The truth is the baby’s heart begins to beat only by week 6 of pregnancy, and small flickering light of the heart beating can be seen in the ultrasound. The heart rate slowly increases from 90 to 110bpm until week 9 of pregnancy to stabilize at 140 to 170bpm.
And for questions like 144- 148bpm baby heart rate boy or girl? This article debunks the myth.
Fetal heart rate and gender- What does the research say?
One of the old wives’ methods to reveal the baby’s gender is to inspect the ‘baby bump’- the woman with a low baby bump has a boy, and one with a high baby bump is likely to have a girl. Even before ultrasonography, these myths and beliefs with no unscientific reasoning circulated among many traditional societies.

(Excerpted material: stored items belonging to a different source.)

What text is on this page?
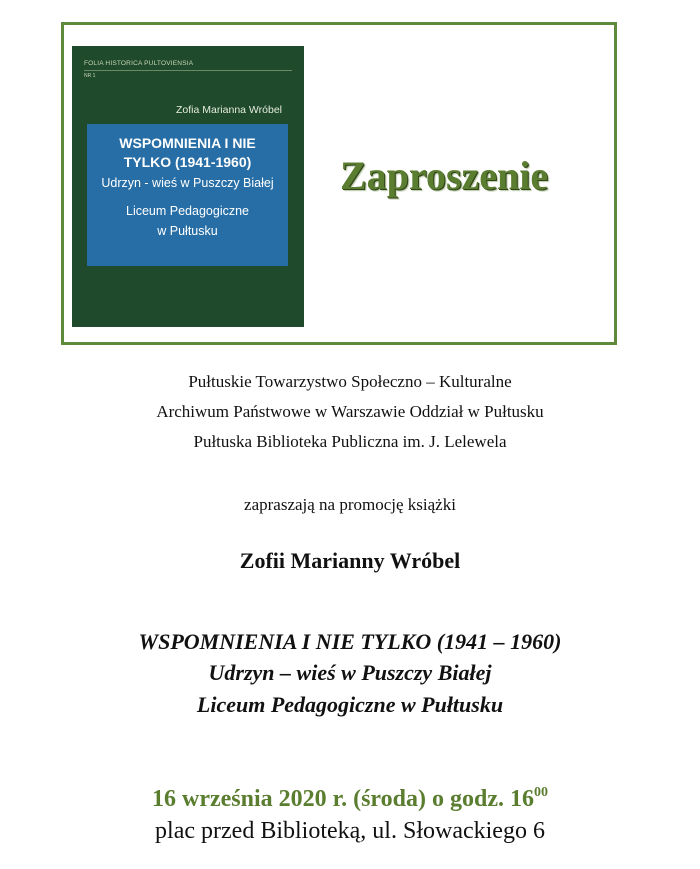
FOLIA HISTORICA PULTOVIENSIA
NR 1
Zofia Marianna Wróbel
WSPOMNIENIA I NIE
TYLKO (1941-1960)
Udrzyn - wieś w Puszczy Białej
Liceum Pedagogiczne
w Pułtusku
Zaproszenie
Pułtuskie Towarzystwo Społeczno – Kulturalne
Archiwum Państwowe w Warszawie Oddział w Pułtusku
Pułtuska Biblioteka Publiczna im. J. Lelewela
zapraszają na promocję książki
Zofii Marianny Wróbel
WSPOMNIENIA I NIE TYLKO (1941 – 1960)
Udrzyn – wieś w Puszczy Białej
Liceum Pedagogiczne w Pułtusku
16 września 2020 r. (środa) o godz. $16^{00}$
plac przed Biblioteką, ul. Słowackiego 6
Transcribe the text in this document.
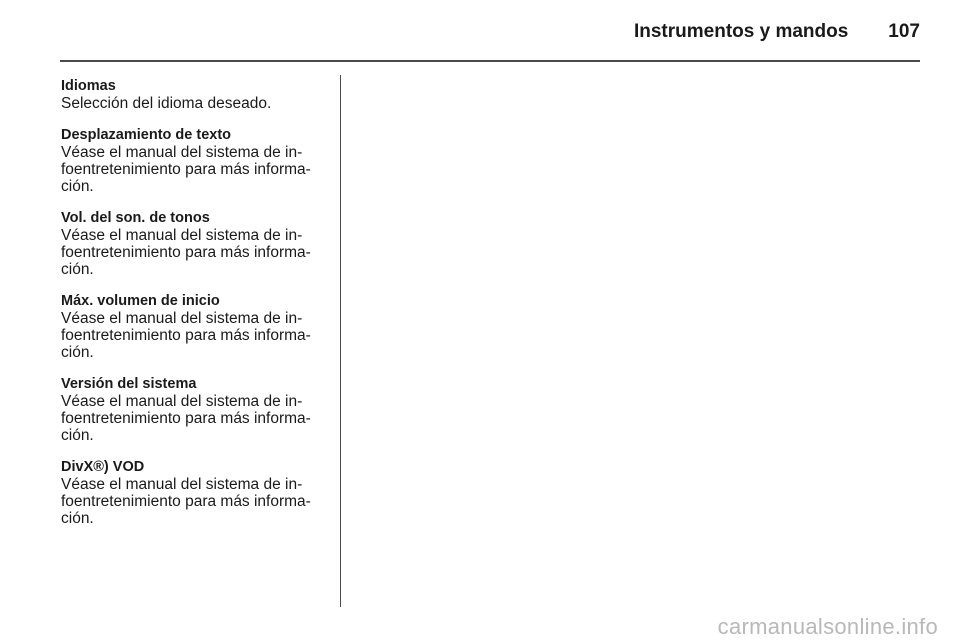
Instrumentos y mandos 107
Idiomas
Selección del idioma deseado.
Desplazamiento de texto
Véase el manual del sistema de in-
foentretenimiento para más informa-
ción.
Vol. del son. de tonos
Véase el manual del sistema de in-
foentretenimiento para más informa-
ción.
Máx. volumen de inicio
Véase el manual del sistema de in-
foentretenimiento para más informa-
ción.
Versión del sistema
Véase el manual del sistema de in-
foentretenimiento para más informa-
ción.
DivX®) VOD
Véase el manual del sistema de in-
foentretenimiento para más informa-
ción.
carmanualsonline.info
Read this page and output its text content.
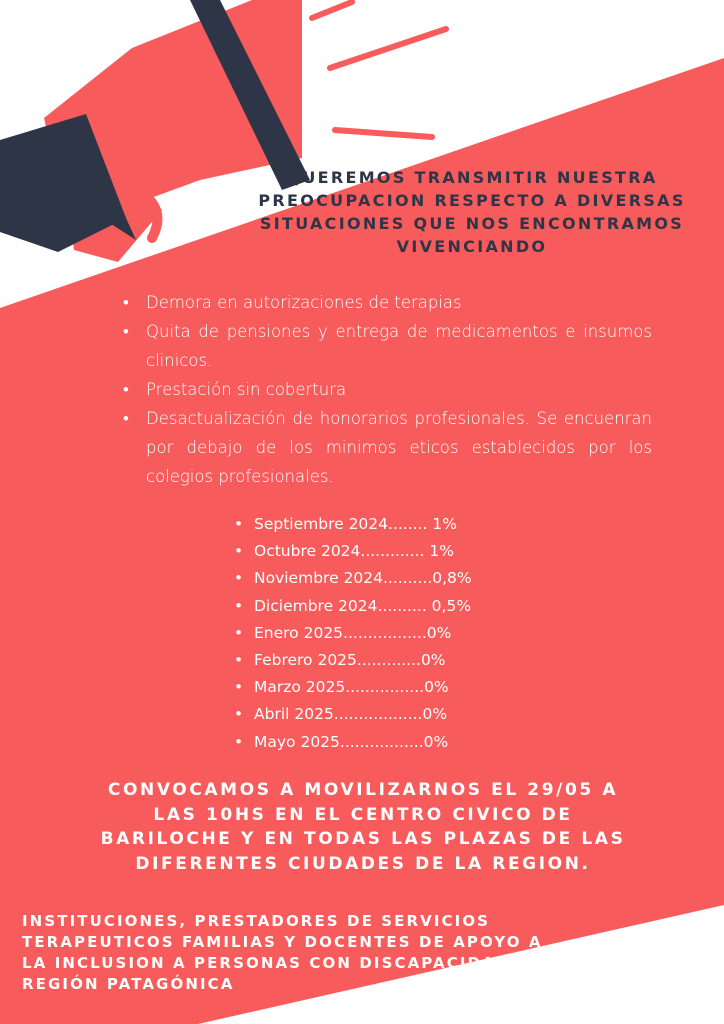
QUEREMOS TRANSMITIR NUESTRA
PREOCUPACION RESPECTO A DIVERSAS
SITUACIONES QUE NOS ENCONTRAMOS
VIVENCIANDO
• Demora en autorizaciones de terapias
• Quita de pensiones y entrega de medicamentos e insumos clinicos.
• Prestación sin cobertura
• Desactualización de honorarios profesionales. Se encuenran por debajo de los minimos eticos establecidos por los colegios profesionales.
• Septiembre 2024........ 1%
• Octubre 2024............. 1%
• Noviembre 2024..........0,8%
• Diciembre 2024.......... 0,5%
• Enero 2025.................0%
• Febrero 2025.............0%
• Marzo 2025................0%
• Abril 2025..................0%
• Mayo 2025.................0%
CONVOCAMOS A MOVILIZARNOS EL 29/05 A
LAS 10HS EN EL CENTRO CIVICO DE
BARILOCHE Y EN TODAS LAS PLAZAS DE LAS
DIFERENTES CIUDADES DE LA REGION.
INSTITUCIONES, PRESTADORES DE SERVICIOS
TERAPEUTICOS FAMILIAS Y DOCENTES DE APOYO A
LA INCLUSION A PERSONAS CON DISCAPACIDAD
REGIÓN PATAGÓNICA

To understand the correlation between heart rate and gender prediction, a study was conducted by D.S. McKenna et al., Dept of Obstetrics and Gynecology, Wright State University, Ohio. In the Fetal Diagnosis and Therapy study, researchers examined 966 first trimester sonography of women under 14 weeks of gestation. A similar sonographic examination was conducted in the second trimester between 18 to 24 weeks among the same pregnant women.
By then, only 477 women could meet their study criteria. Of these pregnancies, 244 were revealed to be girls, while 233 were boys. The fetal heart rate (FHR) showed no significant difference between the girl and the boy child. The average FHR for girls was 151.7 + 22.7bpm, and for boys, the average FHR recorded was 154.9+22.8bpm.
Contrary to the beliefs, the fetal heart rate of male and female babies showed no significant difference. Thus, proving that the heart rates of 148 or 144 bpm during the first trimester does not indicate the baby’s gender- boy or girl.